I watched him carefully as he moved to one of the three comfortably upholstered chairs—one had already been taken by Elsie grouped around a low round table at the end of the big office, perhaps for informal doctor-patient consultations, perhaps for staff policy conferences on matters medical and otherwise. Three similar chairs stood back against the wall awaiting a real crowd. There was a phone on the table. There was also a phone on the desk. There was also a gun, now, on the desk.

“Kitty,” I said, indicating Frechette’s weapon, “can you use that? Not just wave it around like you did that toy hideout pistol when you brought me here, but really use it?”

She shook her head quickly. “I’m sorry, Paul. I… actually I was brought up to think they were terrible. I’ve never really fired one.”

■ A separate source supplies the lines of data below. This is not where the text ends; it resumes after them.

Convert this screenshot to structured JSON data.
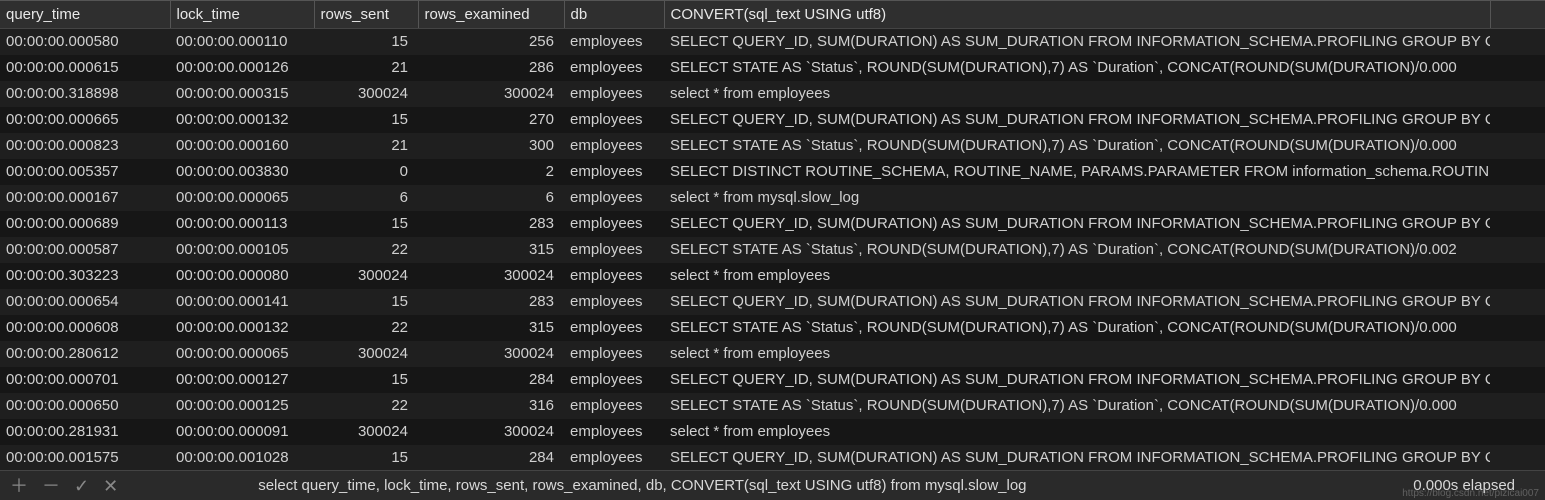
{
  "columns": {
    "query_time": "query_time",
    "lock_time": "lock_time",
    "rows_sent": "rows_sent",
    "rows_examined": "rows_examined",
    "db": "db",
    "sql_text": "CONVERT(sql_text USING utf8)"
  },
  "rows": [
    {
      "query_time": "00:00:00.000580",
      "lock_time": "00:00:00.000110",
      "rows_sent": "15",
      "rows_examined": "256",
      "db": "employees",
      "sql": "SELECT QUERY_ID, SUM(DURATION) AS SUM_DURATION FROM INFORMATION_SCHEMA.PROFILING GROUP BY Q"
    },
    {
      "query_time": "00:00:00.000615",
      "lock_time": "00:00:00.000126",
      "rows_sent": "21",
      "rows_examined": "286",
      "db": "employees",
      "sql": "SELECT STATE AS `Status`, ROUND(SUM(DURATION),7) AS `Duration`, CONCAT(ROUND(SUM(DURATION)/0.000"
    },
    {
      "query_time": "00:00:00.318898",
      "lock_time": "00:00:00.000315",
      "rows_sent": "300024",
      "rows_examined": "300024",
      "db": "employees",
      "sql": "select * from employees"
    },
    {
      "query_time": "00:00:00.000665",
      "lock_time": "00:00:00.000132",
      "rows_sent": "15",
      "rows_examined": "270",
      "db": "employees",
      "sql": "SELECT QUERY_ID, SUM(DURATION) AS SUM_DURATION FROM INFORMATION_SCHEMA.PROFILING GROUP BY Q"
    },
    {
      "query_time": "00:00:00.000823",
      "lock_time": "00:00:00.000160",
      "rows_sent": "21",
      "rows_examined": "300",
      "db": "employees",
      "sql": "SELECT STATE AS `Status`, ROUND(SUM(DURATION),7) AS `Duration`, CONCAT(ROUND(SUM(DURATION)/0.000"
    },
    {
      "query_time": "00:00:00.005357",
      "lock_time": "00:00:00.003830",
      "rows_sent": "0",
      "rows_examined": "2",
      "db": "employees",
      "sql": "SELECT DISTINCT ROUTINE_SCHEMA, ROUTINE_NAME, PARAMS.PARAMETER FROM information_schema.ROUTIN"
    },
    {
      "query_time": "00:00:00.000167",
      "lock_time": "00:00:00.000065",
      "rows_sent": "6",
      "rows_examined": "6",
      "db": "employees",
      "sql": "select * from mysql.slow_log"
    },
    {
      "query_time": "00:00:00.000689",
      "lock_time": "00:00:00.000113",
      "rows_sent": "15",
      "rows_examined": "283",
      "db": "employees",
      "sql": "SELECT QUERY_ID, SUM(DURATION) AS SUM_DURATION FROM INFORMATION_SCHEMA.PROFILING GROUP BY Q"
    },
    {
      "query_time": "00:00:00.000587",
      "lock_time": "00:00:00.000105",
      "rows_sent": "22",
      "rows_examined": "315",
      "db": "employees",
      "sql": "SELECT STATE AS `Status`, ROUND(SUM(DURATION),7) AS `Duration`, CONCAT(ROUND(SUM(DURATION)/0.002"
    },
    {
      "query_time": "00:00:00.303223",
      "lock_time": "00:00:00.000080",
      "rows_sent": "300024",
      "rows_examined": "300024",
      "db": "employees",
      "sql": "select * from employees"
    },
    {
      "query_time": "00:00:00.000654",
      "lock_time": "00:00:00.000141",
      "rows_sent": "15",
      "rows_examined": "283",
      "db": "employees",
      "sql": "SELECT QUERY_ID, SUM(DURATION) AS SUM_DURATION FROM INFORMATION_SCHEMA.PROFILING GROUP BY Q"
    },
    {
      "query_time": "00:00:00.000608",
      "lock_time": "00:00:00.000132",
      "rows_sent": "22",
      "rows_examined": "315",
      "db": "employees",
      "sql": "SELECT STATE AS `Status`, ROUND(SUM(DURATION),7) AS `Duration`, CONCAT(ROUND(SUM(DURATION)/0.000"
    },
    {
      "query_time": "00:00:00.280612",
      "lock_time": "00:00:00.000065",
      "rows_sent": "300024",
      "rows_examined": "300024",
      "db": "employees",
      "sql": "select * from employees"
    },
    {
      "query_time": "00:00:00.000701",
      "lock_time": "00:00:00.000127",
      "rows_sent": "15",
      "rows_examined": "284",
      "db": "employees",
      "sql": "SELECT QUERY_ID, SUM(DURATION) AS SUM_DURATION FROM INFORMATION_SCHEMA.PROFILING GROUP BY Q"
    },
    {
      "query_time": "00:00:00.000650",
      "lock_time": "00:00:00.000125",
      "rows_sent": "22",
      "rows_examined": "316",
      "db": "employees",
      "sql": "SELECT STATE AS `Status`, ROUND(SUM(DURATION),7) AS `Duration`, CONCAT(ROUND(SUM(DURATION)/0.000"
    },
    {
      "query_time": "00:00:00.281931",
      "lock_time": "00:00:00.000091",
      "rows_sent": "300024",
      "rows_examined": "300024",
      "db": "employees",
      "sql": "select * from employees"
    },
    {
      "query_time": "00:00:00.001575",
      "lock_time": "00:00:00.001028",
      "rows_sent": "15",
      "rows_examined": "284",
      "db": "employees",
      "sql": "SELECT QUERY_ID, SUM(DURATION) AS SUM_DURATION FROM INFORMATION_SCHEMA.PROFILING GROUP BY Q"
    }
  ],
  "statusbar": {
    "query": "select query_time, lock_time, rows_sent, rows_examined, db, CONVERT(sql_text USING utf8) from mysql.slow_log",
    "elapsed": "0.000s elapsed",
    "watermark": "https://blog.csdn.net/pizicai007",
    "icons": {
      "add": "＋",
      "remove": "－",
      "confirm": "✓",
      "cancel": "✕"
    }
  }
}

I said sourly, “Someday somebody’s going to have to explain to me what’s so wonderful about raising a generation of helpless, gunless victims these times of crime and violence. Well, take it anyway, but try not to blow my head off.”

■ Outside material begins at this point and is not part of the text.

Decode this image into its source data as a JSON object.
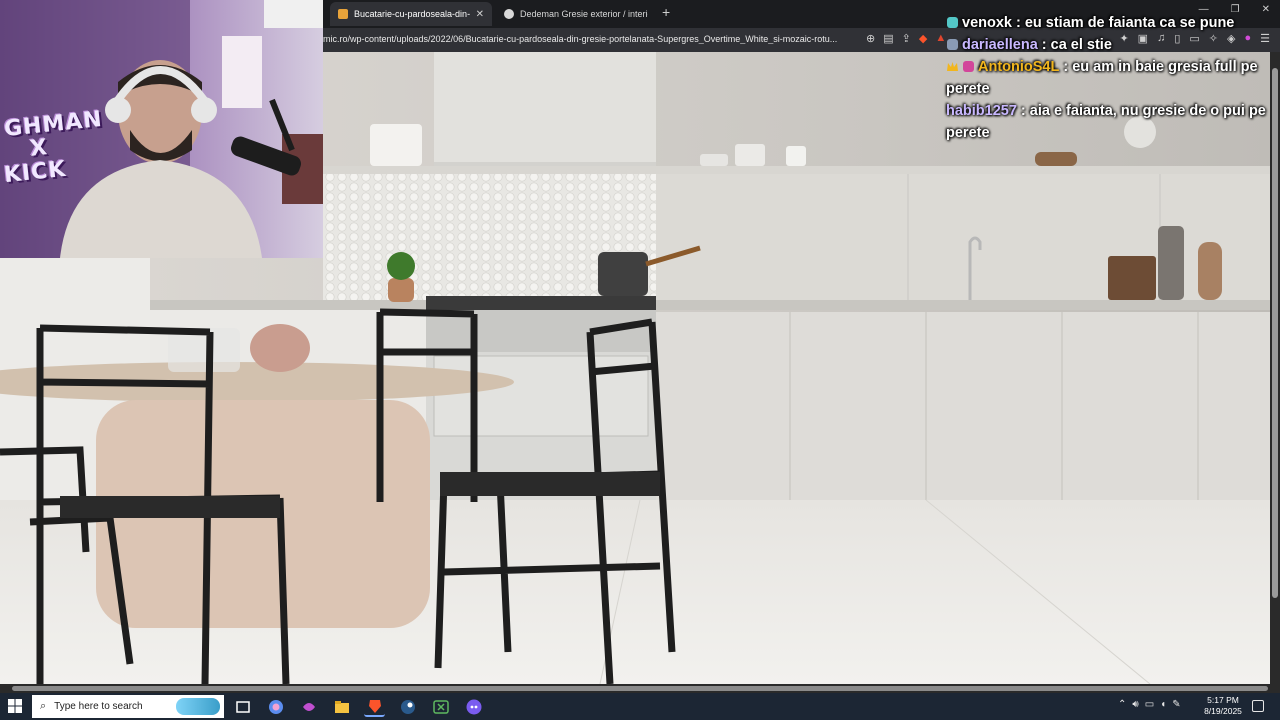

I was still watching the office door warily, waiting for a rescue expedition to come crashing through it, but none did. At last I allowed myself to relax a little. I picked up Elsie’s coat and found nothing in the pockets but the stethoscope I’d already spotted. I was tempted to ask her what a head doctor was doing with a chest-listening device, but maybe it was a status badge like the binoculars worn by the Officer of the Deck on a Navy ship, even in port. I hung the garment on an old-fashioned tree-like stand in the corner. I closed the door on the examining room with its scalpels and acids that might serve as impromptu weapons in a pinch. I went back and relieved some of the load on my belt by digging out the three wallets distorting my pockets, and the three bunches of keys, all of which I dumped on the desk blotter. I pointed to the wallets.